Her daim olması gerektiği gibi!

***

Ancak bundan bazıları rahatsızlık duymuş.

Rahatsızlık duyanlar demek ki; Türk'ün doğru ve çalışkan olmasını istemiyor.

Hatta ve hatta çocuklarımızın küçüklerini korumayı ve büyüklerini saymayı ilke edinmelerinden de hoşnut değil.

Yurdunu ve milletini özünden çok seven bir neslin yetişmesine de gönülleri razı değil demek ki.

***

Ülküsünü yükselmek ve ileri gitmek olarak hedef belirleyen bir geleceği de istemiyor bu anlayış.

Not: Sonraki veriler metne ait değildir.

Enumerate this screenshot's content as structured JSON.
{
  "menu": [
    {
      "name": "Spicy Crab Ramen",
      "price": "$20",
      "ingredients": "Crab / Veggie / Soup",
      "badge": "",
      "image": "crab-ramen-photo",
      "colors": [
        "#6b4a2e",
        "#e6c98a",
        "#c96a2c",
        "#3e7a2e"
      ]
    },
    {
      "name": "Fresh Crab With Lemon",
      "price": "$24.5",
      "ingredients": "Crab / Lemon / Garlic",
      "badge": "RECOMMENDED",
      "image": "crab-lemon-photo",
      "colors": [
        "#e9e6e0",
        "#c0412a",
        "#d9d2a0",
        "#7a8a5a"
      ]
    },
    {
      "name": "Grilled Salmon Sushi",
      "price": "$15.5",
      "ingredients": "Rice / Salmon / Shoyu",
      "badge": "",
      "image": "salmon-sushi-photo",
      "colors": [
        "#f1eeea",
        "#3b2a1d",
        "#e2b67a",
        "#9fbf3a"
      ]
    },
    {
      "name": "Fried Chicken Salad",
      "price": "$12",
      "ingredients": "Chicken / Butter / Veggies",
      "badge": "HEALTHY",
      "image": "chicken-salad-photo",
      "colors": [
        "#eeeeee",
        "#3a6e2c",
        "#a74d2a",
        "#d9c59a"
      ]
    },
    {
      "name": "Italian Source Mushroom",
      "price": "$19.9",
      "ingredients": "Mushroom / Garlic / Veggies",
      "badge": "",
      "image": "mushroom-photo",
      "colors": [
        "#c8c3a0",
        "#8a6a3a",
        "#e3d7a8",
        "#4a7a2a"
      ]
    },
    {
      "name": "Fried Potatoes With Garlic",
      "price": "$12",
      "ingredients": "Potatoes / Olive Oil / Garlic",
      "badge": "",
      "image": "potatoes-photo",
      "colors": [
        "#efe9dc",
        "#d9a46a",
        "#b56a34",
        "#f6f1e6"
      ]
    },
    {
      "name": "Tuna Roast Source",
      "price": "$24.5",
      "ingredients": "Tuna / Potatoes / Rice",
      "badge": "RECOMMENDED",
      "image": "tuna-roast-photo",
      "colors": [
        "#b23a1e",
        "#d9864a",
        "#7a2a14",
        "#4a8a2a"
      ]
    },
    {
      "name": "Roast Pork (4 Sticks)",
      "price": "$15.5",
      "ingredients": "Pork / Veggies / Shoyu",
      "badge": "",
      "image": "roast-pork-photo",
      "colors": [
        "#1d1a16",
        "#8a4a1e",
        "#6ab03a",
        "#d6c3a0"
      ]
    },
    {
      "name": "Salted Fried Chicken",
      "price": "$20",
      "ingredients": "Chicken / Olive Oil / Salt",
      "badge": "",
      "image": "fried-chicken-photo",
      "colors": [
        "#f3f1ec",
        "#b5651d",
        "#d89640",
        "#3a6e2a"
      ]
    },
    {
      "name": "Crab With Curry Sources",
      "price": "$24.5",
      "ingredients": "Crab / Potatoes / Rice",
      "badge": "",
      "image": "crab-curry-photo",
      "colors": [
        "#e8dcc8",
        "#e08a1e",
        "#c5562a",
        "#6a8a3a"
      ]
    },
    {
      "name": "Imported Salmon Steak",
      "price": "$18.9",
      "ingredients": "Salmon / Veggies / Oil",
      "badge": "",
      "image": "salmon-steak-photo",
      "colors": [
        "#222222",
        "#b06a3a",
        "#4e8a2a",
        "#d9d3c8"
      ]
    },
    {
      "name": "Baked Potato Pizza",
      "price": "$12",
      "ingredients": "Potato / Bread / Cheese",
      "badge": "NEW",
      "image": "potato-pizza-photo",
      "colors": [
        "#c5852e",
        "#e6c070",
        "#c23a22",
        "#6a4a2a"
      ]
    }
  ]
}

Ülkenin kurtarıcısı ve kurucusu Atatürk'ün açtığı yolda, gösterdiği hedefe yurttaşlarının yürümesinden de hiç ama hiç hoşlanmıyorlar anlaşılan.

Bireyinin, yurduna bağlı olmasından da memnun değiller.

Daha da ilerisi, ülkenin geleceğini inşa edecek insanların varlığını Türk varlığına armağan etmesinden de çok ama çok rahatsızlar.

***

Gönül isterdi ki; Andımız hazımsızlığı yaşayanlar her sabah bu dizeleri tekrarlayıp o ilkeleri yaşam felsefesi olarak şiar edinselerdi.

Ama etmediler.

Ne kadar rahatsızlık duyarsa duysunlar; biz yine her gün/her an, gür bir sesle çocuklarımızla birlikte tekrarlamaya devam edeceğiz.

***

Ve diyeceğiz ki;

Türküm, doğruyum, çalışkanım, ilkem; küçüklerimi korumak, büyüklerimi saymak, yurdumu, milletimi özümden çok sevmektir.

Ülküm; yükselmek, ileri gitmektir.

Ey Büyük Atatürk!

Açtığın yolda, gösterdiğin hedefe durmadan yürüyeceğime ant içerim.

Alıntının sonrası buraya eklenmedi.